Matt Rosen, Fusion’s Chariman & CEO stated, “Our performance in the first quarter of 2018 was solid, as we delivered another quarter of year-over-year revenue and adjusted EBITDA growth, excluding the impact of acquisitions. We also achieved a number of important milestones during the first quarter, which helped set the stage for the even more transformational accomplishments that followed.Now that the Birch acquisition has closed, and with the expected close of the MegaPath acquisition on the horizon, I’m very excited by Fusion’s opportunity to be a disruptive force in the cloud services industry. We believe strongly that our unique strategy, the strength of our operating model, and the power of our platform to drive significant levels of free cash flow will greatly benefit our customers and partners, our employees, and our shareholders. As a result, today we are establishing our next set of intermediate-term financial objectives of $750 million in annualized revenue and $185 million in annualized adjusted EBITDA.”

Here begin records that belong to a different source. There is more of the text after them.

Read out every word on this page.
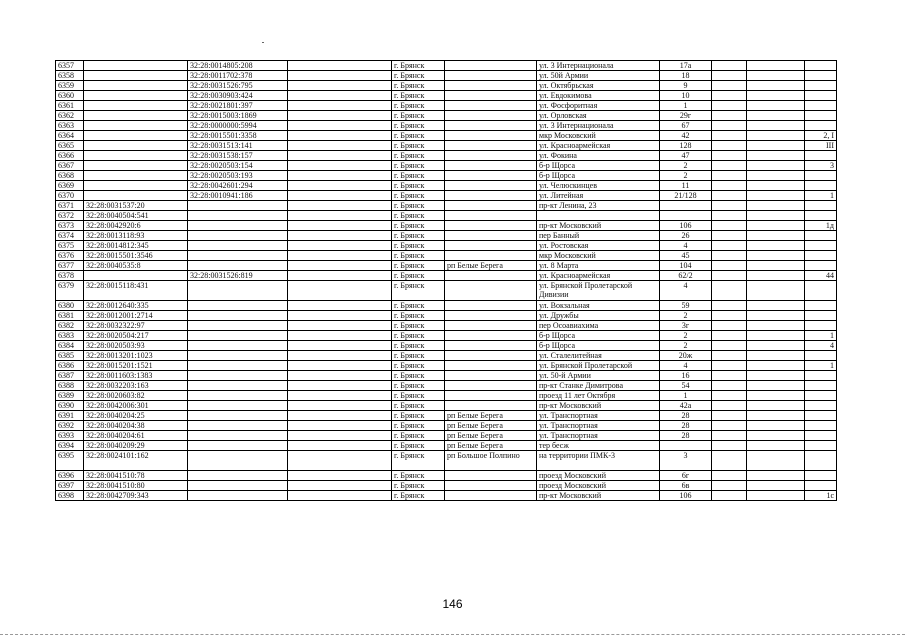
6357		32:28:0014805:208		г. Брянск		ул. 3 Интернационала	17а			
6358		32:28:0011702:378		г. Брянск		ул. 50й Армии	18			
6359		32:28:0031526:795		г. Брянск		ул. Октябрьская	9			
6360		32:28:0030903:424		г. Брянск		ул. Евдокимова	10			
6361		32:28:0021801:397		г. Брянск		ул. Фосфоритная	1			
6362		32:28:0015003:1869		г. Брянск		ул. Орловская	29г			
6363		32:28:0000000:5994		г. Брянск		ул. 3 Интернационала	67			
6364		32:28:0015501:3358		г. Брянск		мкр Московский	42			2, I
6365		32:28:0031513:141		г. Брянск		ул. Красноармейская	128			III
6366		32:28:0031538:157		г. Брянск		ул. Фокина	47			
6367		32:28:0020503:154		г. Брянск		б-р Щорса	2			3
6368		32:28:0020503:193		г. Брянск		б-р Щорса	2			
6369		32:28:0042601:294		г. Брянск		ул. Челюскинцев	11			
6370		32:28:0010941:186		г. Брянск		ул. Литейная	21/128			1
6371	32:28:0031537:20			г. Брянск		пр-кт Ленина, 23				
6372	32:28:0040504:541			г. Брянск						
6373	32:28:0042920:6			г. Брянск		пр-кт Московский	106			1д
6374	32:28:0013118:93			г. Брянск		пер Банный	26			
6375	32:28:0014812:345			г. Брянск		ул. Ростовская	4			
6376	32:28:0015501:3546			г. Брянск		мкр Московский	45			
6377	32:28:0040535:8			г. Брянск	рп Белые Берега	ул. 8 Марта	104			
6378		32:28:0031526:819		г. Брянск		ул. Красноармейская	62/2			44
6379	32:28:0015118:431			г. Брянск		ул. Брянской Пролетарской Дивизии	4			
6380	32:28:0012640:335			г. Брянск		ул. Вокзальная	59			
6381	32:28:0012001:2714			г. Брянск		ул. Дружбы	2			
6382	32:28:0032322:97			г. Брянск		пер Осоавиахима	3г			
6383	32:28:0020504:217			г. Брянск		б-р Щорса	2			1
6384	32:28:0020503:93			г. Брянск		б-р Щорса	2			4
6385	32:28:0013201:1023			г. Брянск		ул. Сталелитейная	20ж			
6386	32:28:0015201:1521			г. Брянск		ул. Брянской Пролетарской	4			1
6387	32:28:0011603:1383			г. Брянск		ул. 50-й Армии	16			
6388	32:28:0032203:163			г. Брянск		пр-кт Станке Димитрова	54			
6389	32:28:0020603:82			г. Брянск		проезд 11 лет Октября	1			
6390	32:28:0042006:301			г. Брянск		пр-кт Московский	42а			
6391	32:28:0040204:25			г. Брянск	рп Белые Берега	ул. Транспортная	28			
6392	32:28:0040204:38			г. Брянск	рп Белые Берега	ул. Транспортная	28			
6393	32:28:0040204:61			г. Брянск	рп Белые Берега	ул. Транспортная	28			
6394	32:28:0040209:29			г. Брянск	рп Белые Берега	тер бесж				
6395	32:28:0024101:162			г. Брянск	рп Большое Полпино	на территории ПМК-3	3			
6396	32:28:0041510:78			г. Брянск		проезд Московский	6г			
6397	32:28:0041510:80			г. Брянск		проезд Московский	6в			
6398	32:28:0042709:343			г. Брянск		пр-кт Московский	106			1с
146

First Quarter 2018 Financial Results

  • Total revenue in Q1 2018 was $29.0 million, compared to $28.5 million in Q1 2017. The consolidated gross margin was 55.5% in Q1 2018, as compared to 57.4% in Q1 2017, primarily due to the inclusion of revenue from customers acquired during the first half of 2017 which carried a lower gross margin.
  • Net loss attributable to common stockholders from continuing operations in Q1 2018 was $4.2 million, or $0.20 per share on a basic and diluted basis, compared to a net loss in Q1 2017 of $4.4 million, or $0.32 per share on a basic and diluted basis.
  • Adjusted EBITDA grew 2% in Q1 2018 to $3.7 million, compared to $3.6 million in Q1 2017 (see definition and further discussion about the presentation of adjusted EBITDA, a non-GAAP term, below). Capital expenditures totaled $1.0 million in Q1 2018 or 3.4% of total revenue.
  • Total cash and equivalents at March 31, 2018, was $31.0 million, compared to $2.5 million at December 31, 2017. On February 5, 2018, Fusion completed a follow-on offering of 8,625,000 shares of its common stock for net proceeds before offering expenses of $38.7 million. Additionally, during the first quarter, Fusion made $6.6 million of debt pay downs of its then-outstanding senior secured term loan.

Further details about the Company’s financial results are available in its quarterly report on Form 10-Q at www.sec.gov.